As a dual citizen of the US and Canada, McDonald receives medical coverage through her employment with a major American airline. After undergoing a test for a specific tumour marker — a test that isn’t done anywhere in Canada — in August 2016, she learned that her breast cancer had metastasized to her organs.

She was then put through 24 more rounds of chemotherapy and prescribed a cancer drug known as Ibrance, which blocks an enzyme that causes cancer cell growth. After three months, McDonald’s tumours shrank by half, and she was classed as in remission four months later.

In McLaren’s case, the discovery that her cancer has returned was made in November 2014 when it was found in the lining of her right lung. By December 2017, it had reached her liver.

At that point, her oncologist advised her to have “the end-of-life conversation” with her family. He also told her about Ibrance, as drug not covered by the province.

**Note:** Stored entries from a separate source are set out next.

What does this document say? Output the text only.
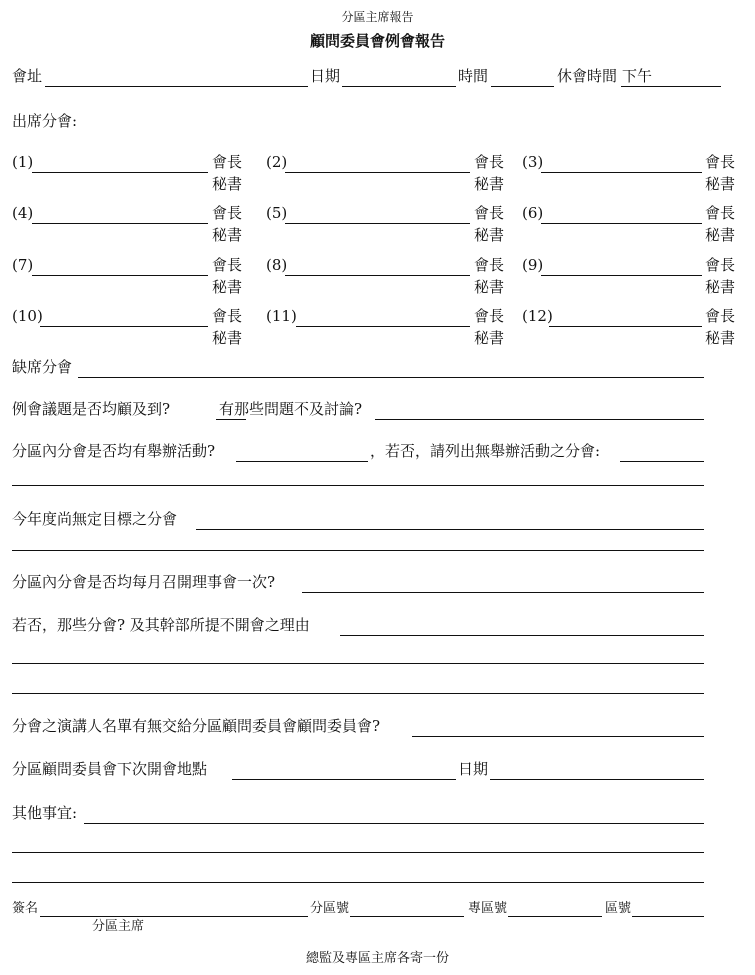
分區主席報告
顧問委員會例會報告
會址	日期	時間	休會時間 下午
出席分會:
(1)	會長
秘書
(2)	會長
秘書
(3)	會長
秘書
(4)	會長
秘書
(5)	會長
秘書
(6)	會長
秘書
(7)	會長
秘書
(8)	會長
秘書
(9)	會長
秘書
(10)	會長
秘書
(11)	會長
秘書
(12)	會長
秘書
缺席分會
例會議題是否均顧及到?	有那些問題不及討論?
分區內分會是否均有舉辦活動?	，若否，請列出無舉辦活動之分會:
今年度尚無定目標之分會
分區內分會是否均每月召開理事會一次?
若否，那些分會? 及其幹部所提不開會之理由
分會之演講人名單有無交給分區顧問委員會顧問委員會?
分區顧問委員會下次開會地點	日期
其他事宜:
簽名
分區主席
分區號	專區號	區號
總監及專區主席各寄一份
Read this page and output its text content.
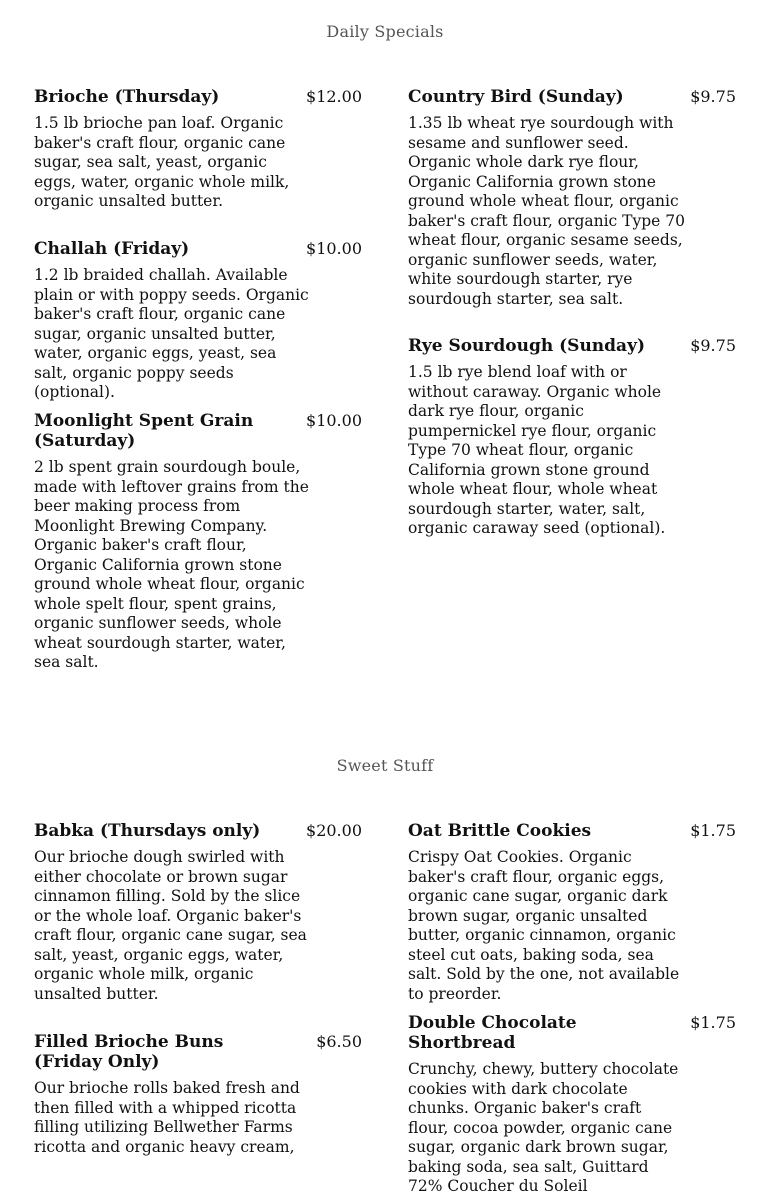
Daily Specials
Brioche (Thursday)	$12.00
1.5 lb brioche pan loaf. Organic baker's craft flour, organic cane sugar, sea salt, yeast, organic eggs, water, organic whole milk, organic unsalted butter.
Challah (Friday)	$10.00
1.2 lb braided challah. Available plain or with poppy seeds. Organic baker's craft flour, organic cane sugar, organic unsalted butter, water, organic eggs, yeast, sea salt, organic poppy seeds (optional).
Moonlight Spent Grain (Saturday)
$10.00
2 lb spent grain sourdough boule, made with leftover grains from the beer making process from Moonlight Brewing Company. Organic baker's craft flour, Organic California grown stone ground whole wheat flour, organic whole spelt flour, spent grains, organic sunflower seeds, whole wheat sourdough starter, water, sea salt.
Country Bird (Sunday)	$9.75
1.35 lb wheat rye sourdough with sesame and sunflower seed. Organic whole dark rye flour, Organic California grown stone ground whole wheat flour, organic baker's craft flour, organic Type 70 wheat flour, organic sesame seeds, organic sunflower seeds, water, white sourdough starter, rye sourdough starter, sea salt.
Rye Sourdough (Sunday)	$9.75
1.5 lb rye blend loaf with or without caraway. Organic whole dark rye flour, organic pumpernickel rye flour, organic Type 70 wheat flour, organic California grown stone ground whole wheat flour, whole wheat sourdough starter, water, salt, organic caraway seed (optional).
Sweet Stuff
Babka (Thursdays only)	$20.00
Our brioche dough swirled with either chocolate or brown sugar cinnamon filling. Sold by the slice or the whole loaf. Organic baker's craft flour, organic cane sugar, sea salt, yeast, organic eggs, water, organic whole milk, organic unsalted butter.
Filled Brioche Buns (Friday Only)
$6.50
Our brioche rolls baked fresh and then filled with a whipped ricotta filling utilizing Bellwether Farms ricotta and organic heavy cream,
Oat Brittle Cookies	$1.75
Crispy Oat Cookies. Organic baker's craft flour, organic eggs, organic cane sugar, organic dark brown sugar, organic unsalted butter, organic cinnamon, organic steel cut oats, baking soda, sea salt. Sold by the one, not available to preorder.
Double Chocolate Shortbread
$1.75
Crunchy, chewy, buttery chocolate cookies with dark chocolate chunks. Organic baker's craft flour, cocoa powder, organic cane sugar, organic dark brown sugar, baking soda, sea salt, Guittard 72% Coucher du Soleil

She’s since had to buy the medication, which costs $262.40 per pill, at her local Shopper’s Drug Mart, at a cost of $8,000 every three weeks.

“There's no way I can't try this drug,” McLaren told CBC News. “It's crazy that I live in Canada, but now I'm looking at having to sell my house for coverage of my medication.”

While Ibrance was approved by Health Canada in 2016, it’s still under review in numerous provinces. In BC, the choice to cover it rests with the BC Cancer Agency, which makes decisions on cancer drugs based on cost-effectiveness and the clinical effects on patients.

Helen Anderson, provincial lead for systemic therapy for the BC Cancer Agency, has confirmed that Ibrance is still currently being reviewed for coverage. “We want to make a decision as soon as possible,” she said. “I appreciate it's very frustrating.”